Die Niederlage des FC St. Pauli gegen 1860 München war ein Debakel – das im Nachhinein alle schönreden. So sehr, dass unser Kolumnist schon Schlimmes befürchtete.
Fußballweise sind wie Wirtschaftsweise: Sie garantieren eine permanent hohe Fehlerquote in ihren Prognosen. Einzig die Meckerecke Carlos, sagt meine langjährige Statistik, hat eine bessere Bilanz. Carlos irrt selbstverständlich nie. Doch am Freitagabend zweifelte ich erstmals daran, dass der Seher von der Gegengeraden (Block E) seine makellose Bilanz in die Zukunft retten könnte. Denn Carlos meckerte: „Am Ende werden alle behaupten, es hätte nur ein Quentchen gefehlt.“
Unmöglich, dass es so sein wird, antwortete ich Carlos. Denn ich hatte wie er ein Spiel gesehen, in dem es „an allem fehlte“. Nach fulminanten ersten Minuten erspielten wir uns keine Torchancen mehr. Den Münchnern dagegen schenkte Enis Alushi mit zwei Blackouts zwei Gelegenheiten für zwei Tore – die sie nutzten. So was lässt sich nicht schönreden.
Bereits zum 13. Mal in dieser Saison waren wir nach einem Rückstand nicht in der Lage, das Spiel zu drehen. Der Mannschaft fehlt es an der Fähigkeit, sich aufzubäumen. Kurz gesagt: Der Sieger steht fest, sobald wir in Rückstand geraten. Ich konnte mir daher nicht vorstellen, dass der fußballweise Meckerer erneut recht behalten könnte. „Nein“, sprach ich zu Carlos, „keinem wird es gelingen, diesem Spiel Positives abzugewinnen.“
Aber da hatte ich die Rechnung ohne die Würdenträger im Verein und die Akteure gemacht. Als ich im Netz und in den Zeitungen die Reaktionen las, musste ich feststellen, dass das Unmögliche eingetreten war. „Ich finde, dass wir phasenweise guten Fußball gespielt haben. Nur das gewisse Etwas hat gefehlt“, sprach zum Beispiel Sportchef Thomas Meggle.

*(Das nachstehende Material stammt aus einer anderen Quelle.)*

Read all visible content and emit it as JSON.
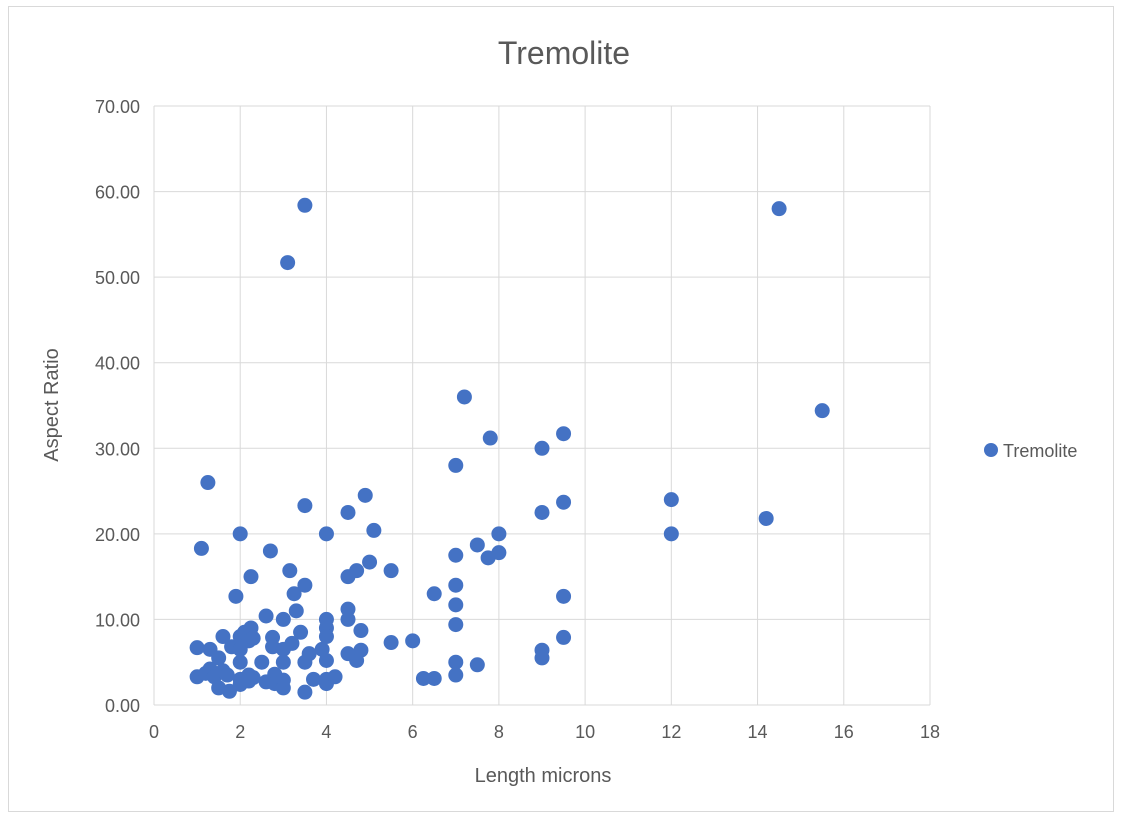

Und er fügte an: „Insgesamt haben wir im Mittelfeld gefällig agiert.“ Ein genauso gefälliges Spiel behauptete Kapitän Sören Gonther gesehen zu haben: „Eigentlich hatten wir das Spiel im Griff.“
Ich beginne mich allen Ernstes zu fragen: War Gonther am Freitag im Stadion? Aber auch Marc Hornschuh bilanzierte: „Wir haben von der ersten Minute an ein ordentliches Spiel gemacht.“ Und Christopher Buchtmann: „Das frühe Gegentor war ärgerlich, wir haben danach aber gut weitergespielt.“
Mein erster Gedanke: Die haben was geraucht! Und ich überlegte, wer von der Mannschaft wohl nicht am Joint gezogen, keine Glückspille genascht und auch kein Koks durch die Nase gepfiffen hat. Der Trainer! Auf Ewald Lienen, da war ich mir ganz sicher, ist Verlass. Ein so herber Realitätsverlust, um die 0:2-Niederlage gegen die Münchner Löwen positiv bewerten zu können, ist bei Lienen undenkbar.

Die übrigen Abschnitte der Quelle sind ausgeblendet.